A promessa incômoda: procurar vivo quando o tempo é o pior inimigo
Félix Arturo Medina Padilla, subsecretário de Direitos Humanos, disse isso com uma convicção que visa acalmar décadas de dor: o governo procura pessoas vivas que desapareceram há anos. Os chamados casos de longa data. Eles não são apenas arquivos arquivados.
“Existem ações de busca em campo, mas é muito importante dizer que é uma demanda histórica de busca pela vida e também uma convicção do governo mexicano”, afirmou durante a conferência matinal.

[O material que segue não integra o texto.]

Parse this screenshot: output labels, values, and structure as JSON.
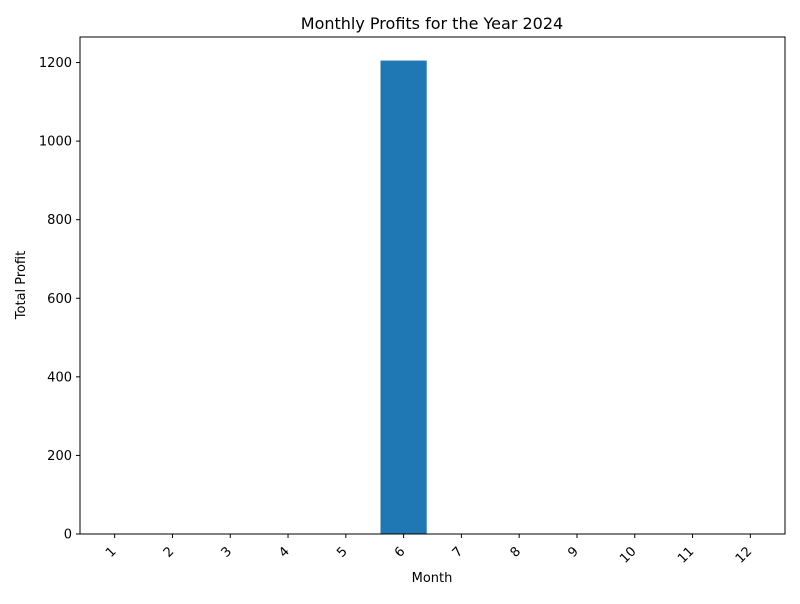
{
  "chart_data": {
    "type": "bar",
    "title": "Monthly Profits for the Year 2024",
    "xlabel": "Month",
    "ylabel": "Total Profit",
    "categories": [
      "1",
      "2",
      "3",
      "4",
      "5",
      "6",
      "7",
      "8",
      "9",
      "10",
      "11",
      "12"
    ],
    "values": [
      0,
      0,
      0,
      0,
      0,
      1205,
      0,
      0,
      0,
      0,
      0,
      0
    ],
    "ylim": [
      0,
      1265
    ],
    "yticks": [
      0,
      200,
      400,
      600,
      800,
      1000,
      1200
    ],
    "ytick_labels": [
      "0",
      "200",
      "400",
      "600",
      "800",
      "1000",
      "1200"
    ],
    "grid": false,
    "legend": "none",
    "bar_color": "#1f77b4",
    "x_tick_rotation": "45 degrees"
  }
}
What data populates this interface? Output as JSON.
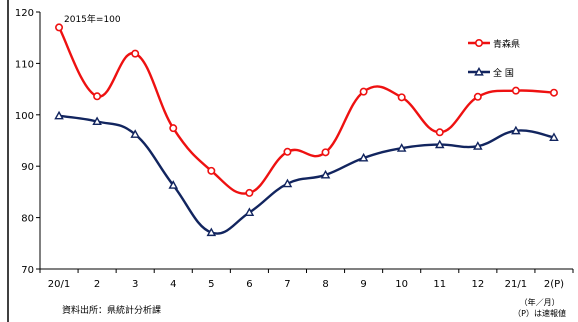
{
  "chart_data": {
    "type": "line",
    "title": "",
    "base_note": "2015年=100",
    "categories": [
      "20/1",
      "2",
      "3",
      "4",
      "5",
      "6",
      "7",
      "8",
      "9",
      "10",
      "11",
      "12",
      "21/1",
      "2(P)"
    ],
    "ylim": [
      70,
      120
    ],
    "yticks": [
      70,
      80,
      90,
      100,
      110,
      120
    ],
    "grid": false,
    "legend": "right",
    "series": [
      {
        "name": "青森県",
        "color": "#ee1111",
        "marker": "circle",
        "values": [
          117.0,
          103.6,
          111.9,
          97.4,
          89.1,
          84.8,
          92.8,
          92.7,
          104.5,
          103.4,
          96.6,
          103.5,
          104.7,
          104.3
        ]
      },
      {
        "name": "全 国",
        "color": "#12255f",
        "marker": "triangle",
        "values": [
          99.8,
          98.7,
          96.2,
          86.3,
          77.1,
          81.0,
          86.6,
          88.3,
          91.6,
          93.5,
          94.2,
          93.9,
          96.9,
          95.6
        ]
      }
    ]
  },
  "source": "資料出所：県統計分析課",
  "unit_note": "（年／月）",
  "prelim_note": "（P）は速報値"
}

Sua afirmação é um roteiro repetido diante de famílias que transformaram a esperança em forma de resistência. A maioria destes casos, reconheceu ele, vem da era mais sombria: a chamada Guerra Suja. Coletivos que não desistem e um Segob que afirma trabalhar “permanentemente”.
Novas ferramentas para feridas antigas
O discurso oficial baseia-se agora em três pilares tecnológicos criados por uma reforma legal: o Alerta de Pesquisa Nacional, a Plataforma de Identidade Única (PUI) e a Biometria CURP.
A ideia parece um filme policial de ficção científica: cruzar dados massivos para encontrar uma trilha. Uma passagem de ônibus comprada. Uma transação administrativa. Qualquer sinal de vida no ruído digital.
“Através do qual o Cadastro Nacional da População… permite cruzar os dados das pessoas que foram dadas como desaparecidas e saber primeiro se tiveram alguma atividade administrativa”, explicou Medina Padilla.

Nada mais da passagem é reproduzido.